New Thread Sanitizer on Audio Unit callbacks?

For transfering data from the UI thread into and out of very short Audio Unit buffer callbacks, what methods or code sequences are recommended that have sufficiently bounded timing, and that will also pass the new Xcode Thread Sanitizer checks for data races? (especially when using Swift for multiprocessor ARM CPU systems)

Replies

You should be able to synchronize the data transfer via atomic operations, but you still need to make sure that the writer thread doesn't write to the same data as the reader thread. For example, if you need to transfer audio data, you can memcpy the data (without locks) into a preallocated buffer and then set an _Atomic(BOOL) variable to "1" with memory_order_release to indicate the data is ready. The reader thread loads the atomic variable with memory_order_acquire and if it sees "1", it's safe to read the data without locks again. You need to make sure the data isn't written again until the reader is done with reading it (perhaps with another atomic boolean). There are more complex patterns and data structures, like switching two buffers, circular buffers, lock-free queues, etc., and all of them can be implemented without data races. The solution really depends on the kind of data, frequency of the transfers, required latency and other factors. For example, for simple messages generated by the UI (note on, note off) a lock-free queue should be sufficient.


Can you send an example of what you're currently using for the transfers? Can you show the data races that Thread Sanitizer is reporting?

I am still not sure how to guarantee that, on devices with 64-bit ARM multiprocessors, one can safely assume that, even though the _Atomic() indicator is written after the data memcpy() in the Swift source code, that that same write ordering is really seen in that same order from another processor on another thread.


e.g. How does one keep the Swift compiler and/or the ARM processor dcache or write buffer from inverting the write order somewhere, which would lead the consumer thread seeing the atomic variable set as a "1" before the data in the buffer was there to be read, even if the source code for the producer thread was in the correct order. Or never seeing the "1" at all because it's still sitting in an unflushed dirty data-cache line or delayed write-buffer on another CPU.


Should a barrier (or cache flush?) instruction be issued? But how can one conclude that the barrier instruction won't be reordered by the Swift compiler?


My current code uses a simple lock-free circular queue, with a counter variable of atomic size (32 bits, aligned) updated after the memcpy().

To get the memory ordering guarantees you need, it's easiest to do that in C or Obj-C, as memory barriers are currently unavailable in Swift, and even using functions imported from C is not guaranteed to be atomic.

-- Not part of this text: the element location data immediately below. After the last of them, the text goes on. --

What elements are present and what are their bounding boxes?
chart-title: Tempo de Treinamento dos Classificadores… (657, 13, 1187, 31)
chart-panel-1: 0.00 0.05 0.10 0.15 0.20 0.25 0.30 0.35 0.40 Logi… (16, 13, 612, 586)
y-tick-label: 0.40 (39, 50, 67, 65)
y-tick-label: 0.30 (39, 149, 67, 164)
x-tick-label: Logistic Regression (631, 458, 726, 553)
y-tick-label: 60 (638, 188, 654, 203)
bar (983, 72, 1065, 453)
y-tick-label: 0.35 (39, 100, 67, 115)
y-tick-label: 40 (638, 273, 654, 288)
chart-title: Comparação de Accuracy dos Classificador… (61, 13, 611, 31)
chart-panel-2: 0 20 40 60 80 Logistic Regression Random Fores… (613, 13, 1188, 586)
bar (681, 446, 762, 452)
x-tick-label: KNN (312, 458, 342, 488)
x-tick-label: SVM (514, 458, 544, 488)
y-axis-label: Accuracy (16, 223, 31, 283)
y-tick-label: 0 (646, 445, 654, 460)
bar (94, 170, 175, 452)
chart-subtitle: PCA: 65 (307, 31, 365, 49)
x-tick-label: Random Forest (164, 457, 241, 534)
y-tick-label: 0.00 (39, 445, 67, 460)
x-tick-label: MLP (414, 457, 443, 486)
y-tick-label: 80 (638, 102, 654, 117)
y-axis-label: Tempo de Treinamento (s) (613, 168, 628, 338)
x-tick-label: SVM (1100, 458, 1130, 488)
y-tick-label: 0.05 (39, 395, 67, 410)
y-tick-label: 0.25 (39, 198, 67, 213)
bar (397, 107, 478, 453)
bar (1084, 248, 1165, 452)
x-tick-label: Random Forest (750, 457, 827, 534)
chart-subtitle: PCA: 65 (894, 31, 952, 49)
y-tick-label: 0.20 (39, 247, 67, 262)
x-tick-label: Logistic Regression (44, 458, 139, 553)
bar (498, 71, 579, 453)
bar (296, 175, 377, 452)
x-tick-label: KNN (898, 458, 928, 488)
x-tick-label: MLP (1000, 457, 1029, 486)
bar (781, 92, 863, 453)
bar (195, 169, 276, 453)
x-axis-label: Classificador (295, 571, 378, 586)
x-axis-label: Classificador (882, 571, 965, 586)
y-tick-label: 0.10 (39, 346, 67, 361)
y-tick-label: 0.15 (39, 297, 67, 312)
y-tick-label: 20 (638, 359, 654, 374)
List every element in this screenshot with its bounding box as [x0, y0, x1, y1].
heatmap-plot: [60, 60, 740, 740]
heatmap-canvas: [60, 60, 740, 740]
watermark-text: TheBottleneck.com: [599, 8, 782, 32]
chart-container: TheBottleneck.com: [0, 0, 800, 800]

So I'm going to keep using Obj-C, here's an example how to use atomics with proper memory ordering:


#import <stdatomic.h>

char buffer[1024];
_Atomic(BOOL) data_ready = 0;

void thread1() {
  memcpy(buffer, ... /* source of the data */, 1024);
  atomic_store_explicit(&data_ready, YES, memory_order_release);
}

void thread2() {
  BOOL ready = atomic_load_explicit(&data_ready, memory_order_acquire);
  if (ready) {
    ... /* read the buffer */
  }
}


Both the compiler and the CPU know about the specified memory ordering (release and acquire here), and they will make sure that they don't break the semantics. The compiler will not reorder memory accesses, and it will emit barrier instructions (if needed). The CPU will see the barrier instructions and it will either flush write buffers, or issue an explicit load from main memory (again, only if needed). The exact semantics of the release and acquire (and other) memory orderings is described in the C/C++ standard.